There are no unexpected mechanical failures
One of the most frustrating parts about racing is when you blow an engine or break something in your car. On iRacing, your car doesn’t break down randomly like in real life; rather, something needs to go wrong on your end — like the power going out, breaking your steering wheel controller or spilling water on your keyboard. (Don’t ask why I mentioned that one specifically.)

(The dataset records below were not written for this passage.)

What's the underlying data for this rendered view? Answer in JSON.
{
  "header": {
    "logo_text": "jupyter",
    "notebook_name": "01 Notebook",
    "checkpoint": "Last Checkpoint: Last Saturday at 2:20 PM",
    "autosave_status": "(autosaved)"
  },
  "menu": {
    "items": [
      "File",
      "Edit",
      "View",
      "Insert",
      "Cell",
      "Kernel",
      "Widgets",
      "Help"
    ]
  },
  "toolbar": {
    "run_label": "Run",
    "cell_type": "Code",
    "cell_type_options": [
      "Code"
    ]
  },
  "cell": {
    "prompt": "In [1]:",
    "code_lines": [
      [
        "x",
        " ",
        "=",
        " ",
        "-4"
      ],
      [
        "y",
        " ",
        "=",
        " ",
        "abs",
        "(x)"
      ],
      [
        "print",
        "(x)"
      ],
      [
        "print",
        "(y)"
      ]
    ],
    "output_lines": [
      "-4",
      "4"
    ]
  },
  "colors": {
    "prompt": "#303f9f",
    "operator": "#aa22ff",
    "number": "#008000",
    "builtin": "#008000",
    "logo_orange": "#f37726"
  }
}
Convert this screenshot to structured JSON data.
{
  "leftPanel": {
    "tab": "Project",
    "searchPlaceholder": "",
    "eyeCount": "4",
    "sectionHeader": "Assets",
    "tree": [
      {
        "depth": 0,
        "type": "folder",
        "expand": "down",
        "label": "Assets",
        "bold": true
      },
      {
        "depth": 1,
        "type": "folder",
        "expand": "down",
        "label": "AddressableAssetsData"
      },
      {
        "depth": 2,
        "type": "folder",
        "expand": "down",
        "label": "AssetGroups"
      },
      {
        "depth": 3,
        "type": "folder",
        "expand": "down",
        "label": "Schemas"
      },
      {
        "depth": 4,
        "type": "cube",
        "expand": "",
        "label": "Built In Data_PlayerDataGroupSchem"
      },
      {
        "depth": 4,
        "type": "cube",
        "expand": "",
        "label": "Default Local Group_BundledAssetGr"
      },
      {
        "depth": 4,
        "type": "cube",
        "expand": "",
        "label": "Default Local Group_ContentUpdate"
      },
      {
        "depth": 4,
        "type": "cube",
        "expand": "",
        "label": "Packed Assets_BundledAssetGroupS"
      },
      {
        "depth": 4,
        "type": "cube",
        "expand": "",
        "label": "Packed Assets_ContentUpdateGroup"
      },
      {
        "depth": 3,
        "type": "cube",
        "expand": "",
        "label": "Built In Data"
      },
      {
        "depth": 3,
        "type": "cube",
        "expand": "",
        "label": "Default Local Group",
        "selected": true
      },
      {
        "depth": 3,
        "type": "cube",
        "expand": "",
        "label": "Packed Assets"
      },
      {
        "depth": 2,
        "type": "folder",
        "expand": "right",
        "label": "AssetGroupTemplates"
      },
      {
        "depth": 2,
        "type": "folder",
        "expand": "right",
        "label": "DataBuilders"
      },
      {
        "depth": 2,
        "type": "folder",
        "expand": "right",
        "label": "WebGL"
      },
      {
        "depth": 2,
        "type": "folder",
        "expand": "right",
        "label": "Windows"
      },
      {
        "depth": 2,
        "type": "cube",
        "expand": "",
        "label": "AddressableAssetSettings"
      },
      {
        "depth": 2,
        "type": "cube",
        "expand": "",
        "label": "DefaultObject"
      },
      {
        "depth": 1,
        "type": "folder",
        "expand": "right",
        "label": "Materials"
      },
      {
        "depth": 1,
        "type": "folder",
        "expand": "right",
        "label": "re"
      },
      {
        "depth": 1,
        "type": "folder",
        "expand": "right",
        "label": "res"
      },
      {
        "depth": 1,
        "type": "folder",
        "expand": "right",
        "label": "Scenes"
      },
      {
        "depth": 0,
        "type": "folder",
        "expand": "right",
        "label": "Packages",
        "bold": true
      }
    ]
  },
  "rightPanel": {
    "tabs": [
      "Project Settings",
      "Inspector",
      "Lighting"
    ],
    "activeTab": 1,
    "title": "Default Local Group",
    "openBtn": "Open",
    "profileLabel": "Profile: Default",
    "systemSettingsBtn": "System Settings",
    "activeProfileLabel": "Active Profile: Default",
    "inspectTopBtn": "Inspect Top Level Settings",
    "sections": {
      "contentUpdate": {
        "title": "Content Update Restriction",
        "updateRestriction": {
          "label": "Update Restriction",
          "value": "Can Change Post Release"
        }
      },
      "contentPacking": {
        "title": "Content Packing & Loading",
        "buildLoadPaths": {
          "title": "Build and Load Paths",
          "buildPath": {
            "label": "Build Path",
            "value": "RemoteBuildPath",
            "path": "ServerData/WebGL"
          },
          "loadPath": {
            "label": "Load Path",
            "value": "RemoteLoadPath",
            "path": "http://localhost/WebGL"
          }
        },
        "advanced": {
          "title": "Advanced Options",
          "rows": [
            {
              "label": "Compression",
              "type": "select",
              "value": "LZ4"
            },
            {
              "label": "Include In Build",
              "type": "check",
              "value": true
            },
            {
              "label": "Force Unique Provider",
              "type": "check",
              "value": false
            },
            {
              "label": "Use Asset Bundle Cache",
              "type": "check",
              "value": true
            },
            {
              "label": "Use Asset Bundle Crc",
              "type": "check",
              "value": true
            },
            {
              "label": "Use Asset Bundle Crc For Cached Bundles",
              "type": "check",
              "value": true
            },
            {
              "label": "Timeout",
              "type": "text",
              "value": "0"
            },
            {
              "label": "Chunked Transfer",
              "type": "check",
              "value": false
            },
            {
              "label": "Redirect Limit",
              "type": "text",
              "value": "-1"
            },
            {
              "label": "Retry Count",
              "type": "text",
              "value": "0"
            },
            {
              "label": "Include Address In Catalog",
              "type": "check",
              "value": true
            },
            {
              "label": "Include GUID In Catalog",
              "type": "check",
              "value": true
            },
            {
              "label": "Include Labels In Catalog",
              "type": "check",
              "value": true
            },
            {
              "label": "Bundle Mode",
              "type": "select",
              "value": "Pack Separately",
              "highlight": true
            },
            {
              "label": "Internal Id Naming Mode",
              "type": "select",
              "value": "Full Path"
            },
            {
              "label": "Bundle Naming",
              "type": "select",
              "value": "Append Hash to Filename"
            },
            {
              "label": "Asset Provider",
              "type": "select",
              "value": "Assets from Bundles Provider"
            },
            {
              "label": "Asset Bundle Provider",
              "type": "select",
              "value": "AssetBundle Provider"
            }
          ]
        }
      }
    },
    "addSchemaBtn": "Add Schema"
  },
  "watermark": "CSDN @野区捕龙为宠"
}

Drivers are ranked objectively
In iRacing, you carry around two numbers: Your Safety Rating, and your iRating. Your Safety Rating indicates to other drivers how many corners you have per incident — the higher your Safety Rating, the safer you probably race. Your iRating tells people how fast you should be, based on your performance in your previous races. In the developmental ranks of real stock car racing, there’s no such thing. You can’t evaluate your competitors and see if they’re safe or fast. Sure, iRacing’s system isn’t perfect — your ratings take a hit when something happens outside your control — but having these ratings in place is helpful when you don’t know everybody else in the field.
It’s super accessible
On a more serious note, there’s one really cool distinct feature of iRacing. Drivers with physical challenges can more comfortably compete in iRacing. An iRacer-founded company called SimAbility offers adaptive hand control solutions for iRacing members — and iRacing’s developers work with SimAbility and others to actively work to make sim racing more accessible.
So, is iRacing a tool to better develop skills if you’re a young driver? That depends — if you like competing at your convenience, trying diverse disciplines of racing and racing in your pajamas in your living room, maybe. You can simulate a racing career on iRacing — but, please, promise you won’t simulate how real racers use the bathroom when you’re sitting in your office chair.